La France arrête trois réacteurs nucléaires et réduit la production de huit autres alors que la canicule atteint 41°C
Trois réacteurs ont été arrêtés et huit autres ont vu leur production réduite alors que les températures montaient jusqu'à 41°C, le gouvernement accordant une dérogation environnementale temporaire pour une centrale.

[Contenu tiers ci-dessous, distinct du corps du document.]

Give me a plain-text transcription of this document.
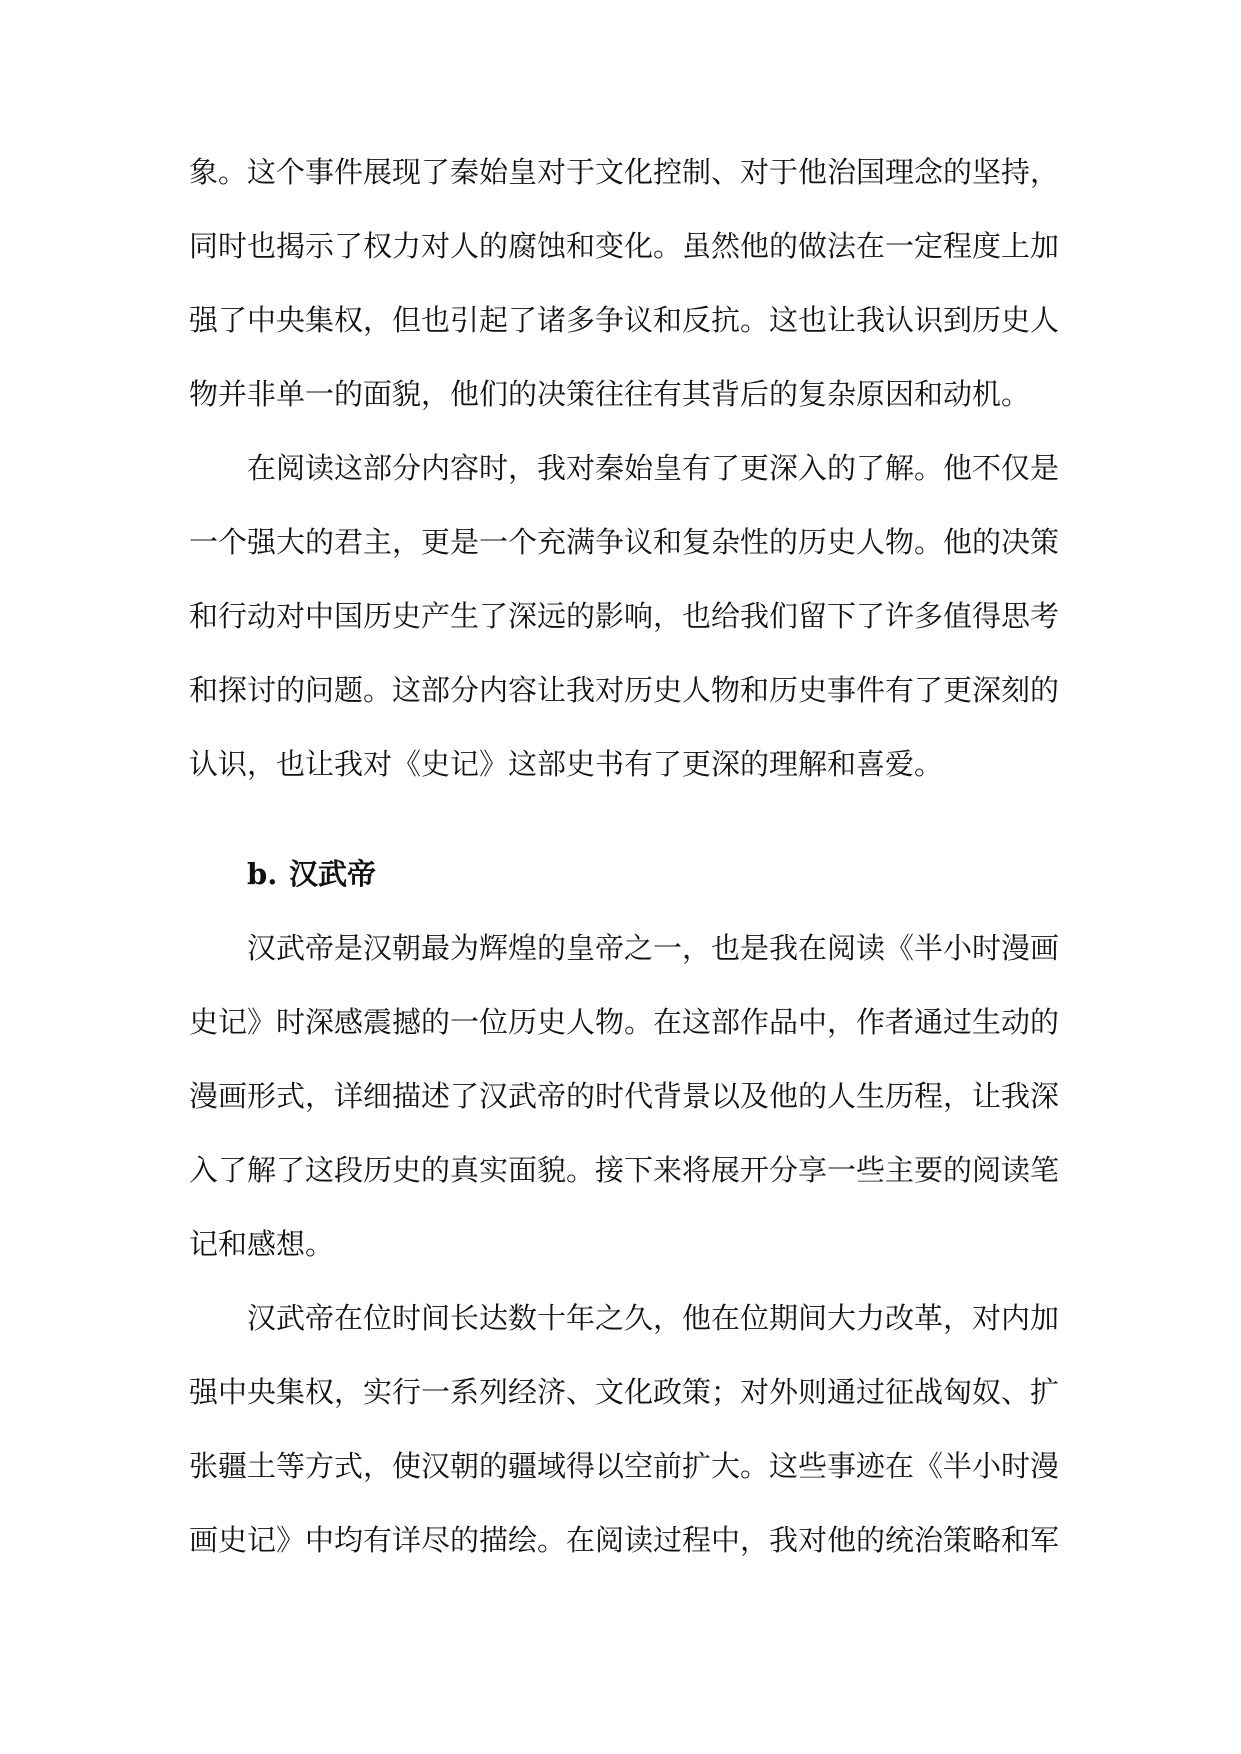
象。这个事件展现了秦始皇对于文化控制、对于他治国理念的坚持，
同时也揭示了权力对人的腐蚀和变化。虽然他的做法在一定程度上加
强了中央集权，但也引起了诸多争议和反抗。这也让我认识到历史人
物并非单一的面貌，他们的决策往往有其背后的复杂原因和动机。
在阅读这部分内容时，我对秦始皇有了更深入的了解。他不仅是
一个强大的君主，更是一个充满争议和复杂性的历史人物。他的决策
和行动对中国历史产生了深远的影响，也给我们留下了许多值得思考
和探讨的问题。这部分内容让我对历史人物和历史事件有了更深刻的
认识，也让我对《史记》这部史书有了更深的理解和喜爱。
b. 汉武帝
汉武帝是汉朝最为辉煌的皇帝之一，也是我在阅读《半小时漫画
史记》时深感震撼的一位历史人物。在这部作品中，作者通过生动的
漫画形式，详细描述了汉武帝的时代背景以及他的人生历程，让我深
入了解了这段历史的真实面貌。接下来将展开分享一些主要的阅读笔
记和感想。
汉武帝在位时间长达数十年之久，他在位期间大力改革，对内加
强中央集权，实行一系列经济、文化政策；对外则通过征战匈奴、扩
张疆土等方式，使汉朝的疆域得以空前扩大。这些事迹在《半小时漫
画史记》中均有详尽的描绘。在阅读过程中，我对他的统治策略和军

Arrêt de réacteurs en pleine canicule
Dimanche 12 juillet, l'entreprise publique d'électricité EDF a annoncé l'arrêt temporaire de trois réacteurs nucléaires et la réduction de production de huit autres alors qu'une forte canicule poussait les températures à 41°C dans de vastes étendues de la France. Les unités arrêtées étaient le réacteur n°2 de Golfech sur la Garonne, le n°3 de Bugey sur le Rhône et le n°2 de Chooz sur la Meuse. Les huit autres fonctionnant à puissance réduite comprenaient des unités à Saint-Alban (réacteurs 1 et 2), Blayais (1 et 3), Bugey (4 et 5), Chooz (1) et Tricastin (3), a précisé EDF à l'AFP. Les températures avaient déjà atteint 40°C dans près de 70 communes, et plus d'un tiers de la France était placé sous l'alerte canicule maximale de Météo-France. Ces changements opérationnels étaient nécessaires pour respecter les réglementations limitant la quantité d'eau chaude pouvant être rejetée dans les rivières déjà chauffées par les conditions extrêmes.
En raison des conditions météorologiques et pour respecter la réglementation sur les rejets [d'eau de refroidissement], et ainsi protéger l'environnement.

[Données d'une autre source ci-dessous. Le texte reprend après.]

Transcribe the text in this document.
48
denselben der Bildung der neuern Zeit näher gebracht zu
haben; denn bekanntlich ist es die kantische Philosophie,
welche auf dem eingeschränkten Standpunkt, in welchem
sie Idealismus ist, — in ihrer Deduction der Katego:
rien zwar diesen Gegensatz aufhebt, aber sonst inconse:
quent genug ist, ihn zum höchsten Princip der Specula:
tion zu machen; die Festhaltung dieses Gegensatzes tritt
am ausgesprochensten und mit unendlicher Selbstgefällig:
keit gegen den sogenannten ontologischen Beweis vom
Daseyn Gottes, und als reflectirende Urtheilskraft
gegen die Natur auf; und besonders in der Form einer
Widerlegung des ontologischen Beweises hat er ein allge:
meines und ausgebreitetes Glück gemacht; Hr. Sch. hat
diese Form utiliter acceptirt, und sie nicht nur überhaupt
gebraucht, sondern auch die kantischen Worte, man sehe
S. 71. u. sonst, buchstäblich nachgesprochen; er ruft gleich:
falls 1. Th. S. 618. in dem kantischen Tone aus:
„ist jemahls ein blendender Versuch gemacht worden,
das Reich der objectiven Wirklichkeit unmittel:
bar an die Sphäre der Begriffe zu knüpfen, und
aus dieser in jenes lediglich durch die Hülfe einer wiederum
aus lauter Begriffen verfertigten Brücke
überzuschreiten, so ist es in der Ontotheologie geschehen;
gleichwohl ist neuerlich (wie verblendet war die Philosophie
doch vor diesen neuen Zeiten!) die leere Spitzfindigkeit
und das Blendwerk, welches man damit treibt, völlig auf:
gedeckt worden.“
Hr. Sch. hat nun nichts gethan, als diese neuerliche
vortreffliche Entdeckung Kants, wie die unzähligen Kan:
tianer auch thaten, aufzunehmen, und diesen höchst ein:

Une dérogation donne un répit à Bugey
La veille, samedi, le gouvernement a publié un décret modifiant temporairement les limites de rejet thermique pour la centrale de Bugey, suite à une demande d'EDF et à une décision de l'Autorité de sûreté nucléaire et de radioprotection (ASNR). La dérogation autorise la centrale à rejeter de l'eau jusqu'à 1 degré Celsius de plus que la température en amont dans le Rhône, valable jusqu'au 20 juillet. EDF avait proposé cette limite temporaire de 1°C accompagnée d'un programme renforcé de surveillance environnementale, arguant que sans ce changement, elle aurait dû réduire davantage la production ou arrêter complètement les réacteurs. La mesure a été autorisée pour maintenir un niveau minimum de production électrique des réacteurs n°4 et n°5, que le gestionnaire de réseau RTE a jugé nécessaire pour assurer la sécurité du réseau électrique, et a été confirmée comme une nécessité publique par le ministère de l'Énergie dans une lettre jeudi.

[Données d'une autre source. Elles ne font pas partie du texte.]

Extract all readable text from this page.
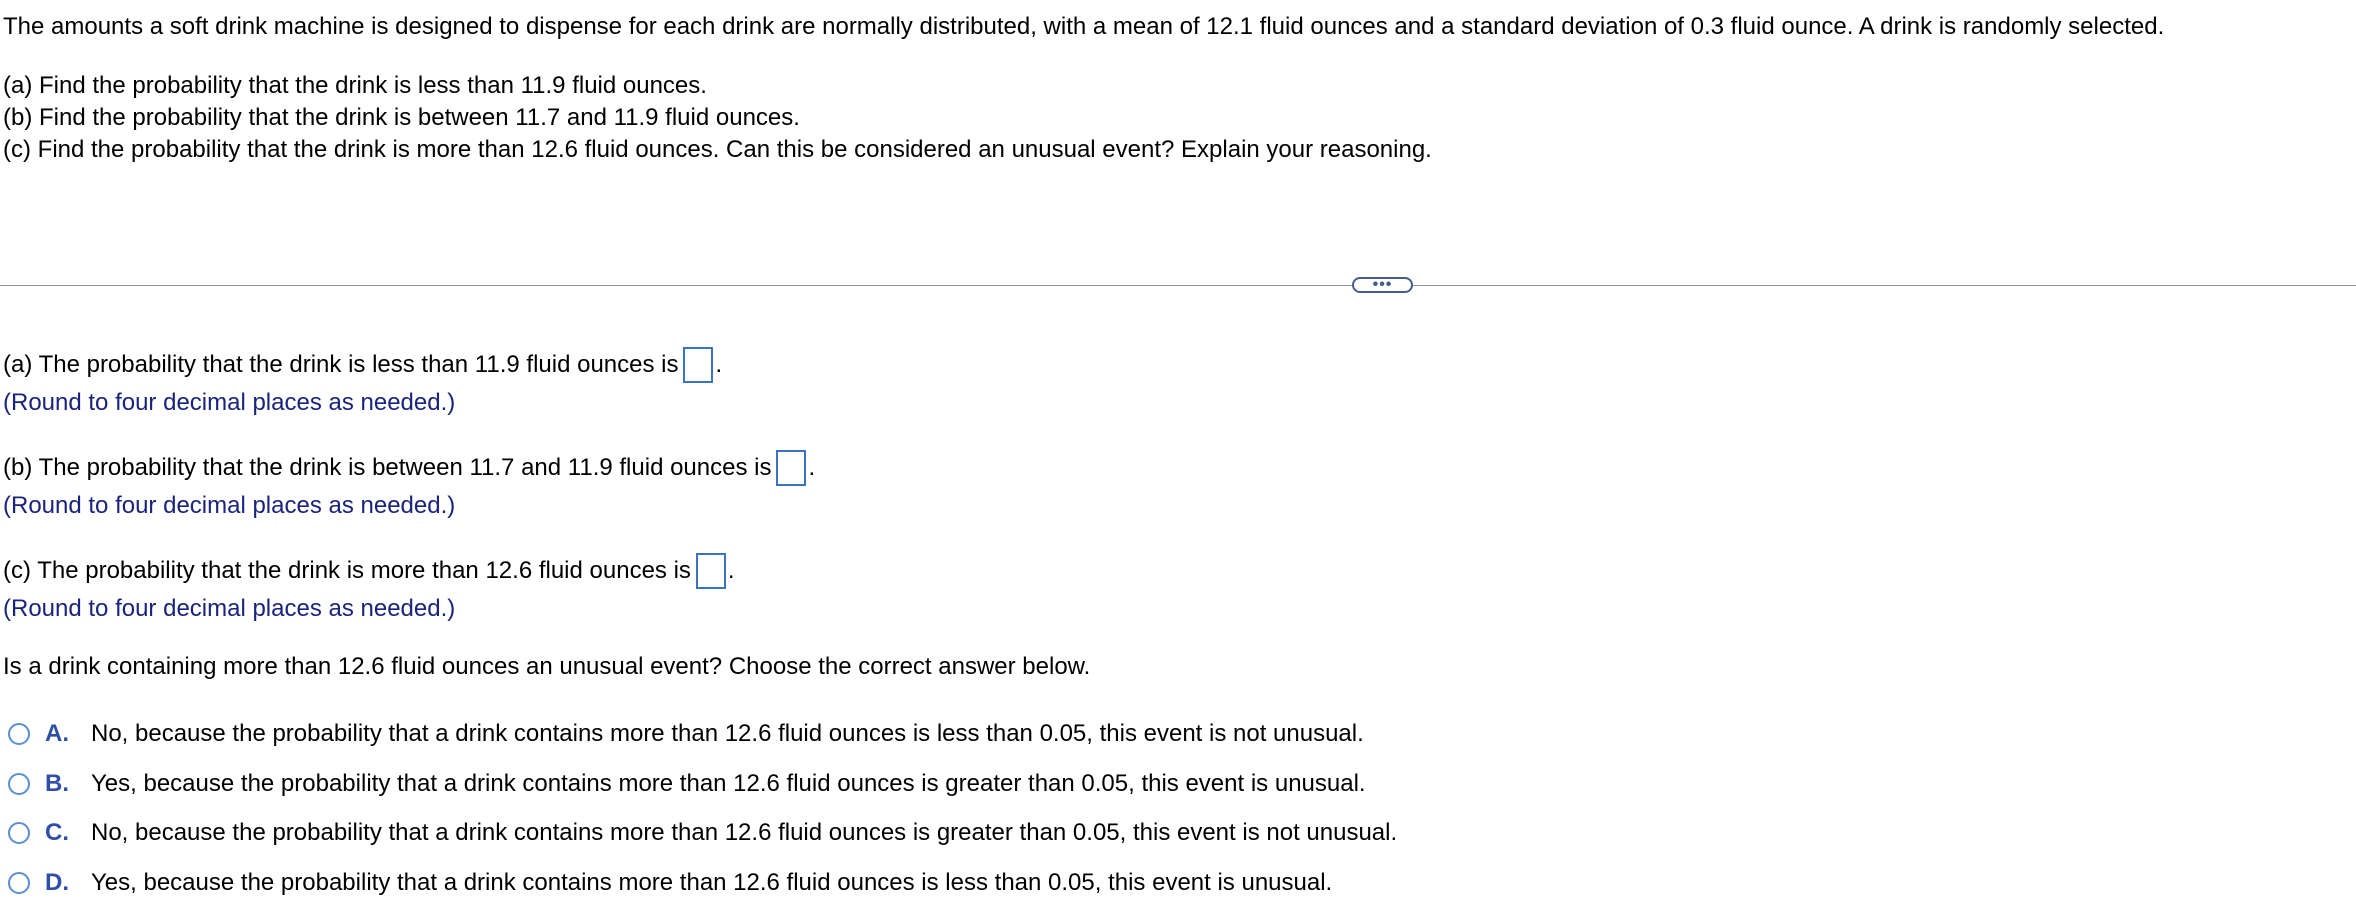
The amounts a soft drink machine is designed to dispense for each drink are normally distributed, with a mean of 12.1 fluid ounces and a standard deviation of 0.3 fluid ounce. A drink is randomly selected.
(a) Find the probability that the drink is less than 11.9 fluid ounces.
(b) Find the probability that the drink is between 11.7 and 11.9 fluid ounces.
(c) Find the probability that the drink is more than 12.6 fluid ounces. Can this be considered an unusual event? Explain your reasoning.
•••
(a) The probability that the drink is less than 11.9 fluid ounces is .
(Round to four decimal places as needed.)
(b) The probability that the drink is between 11.7 and 11.9 fluid ounces is .
(Round to four decimal places as needed.)
(c) The probability that the drink is more than 12.6 fluid ounces is .
(Round to four decimal places as needed.)
Is a drink containing more than 12.6 fluid ounces an unusual event? Choose the correct answer below.
A. No, because the probability that a drink contains more than 12.6 fluid ounces is less than 0.05, this event is not unusual.
B. Yes, because the probability that a drink contains more than 12.6 fluid ounces is greater than 0.05, this event is unusual.
C. No, because the probability that a drink contains more than 12.6 fluid ounces is greater than 0.05, this event is not unusual.
D. Yes, because the probability that a drink contains more than 12.6 fluid ounces is less than 0.05, this event is unusual.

- Le gouvernement accorde une dérogation environnementale pour la centrale de Bugey
- EDF arrête trois réacteurs et réduit la production de huit autres
- La dérogation pour Bugey expire
Les impacts de la canicule s'accumulent
C'est la troisième canicule à frapper la France depuis mai, avec plus de 25 millions de personnes exposées à des prévisions de 41°C, selon un décompte de l'AFP basé sur les données démographiques. Des sites touristiques comme les monuments parisiens ont été contraints de fermer plus tôt, des événements en plein air ont été annulés, et une étape du Tour de France a été raccourcie. Des incendies de forêt se sont multipliés dans plusieurs régions, et les noyades ont augmenté alors que les gens cherchaient du répit dans les rivières et les lacs. Les épisodes répétés de chaleur intense depuis fin mai ont également causé une surmortalité, ont indiqué les autorités, et ont mis en évidence le manque d'adaptation des infrastructures aux événements météorologiques extrêmes qui deviennent plus fréquents.
- Arrêtés
- 3
- Puissance réduite
- 8
- Fonctionnement normal
- 46
Changement climatique et résilience future
Les arrêts de réacteurs marquent la deuxième fois en quelques semaines qu'EDF a dû stopper des unités à cause de la chaleur, après une canicule record en juin. Les scientifiques ont lié la fréquence et l'intensité croissantes de ces épisodes de chaleur au changement climatique d'origine humaine. Le parc français de 57 réacteurs fournit environ 70% de l'électricité du pays, et tous sont situés en bord de rivière ou de mer pour utiliser l'eau pour le refroidissement. Le stress répété sur le parc dû au réchauffement des rivières soulève des questions sur la résilience à long terme des infrastructures énergétiques critiques dans un climat qui se réchauffe, en particulier lorsque les canicules ne sont plus des événements isolés mais des phénomènes saisonniers récurrents.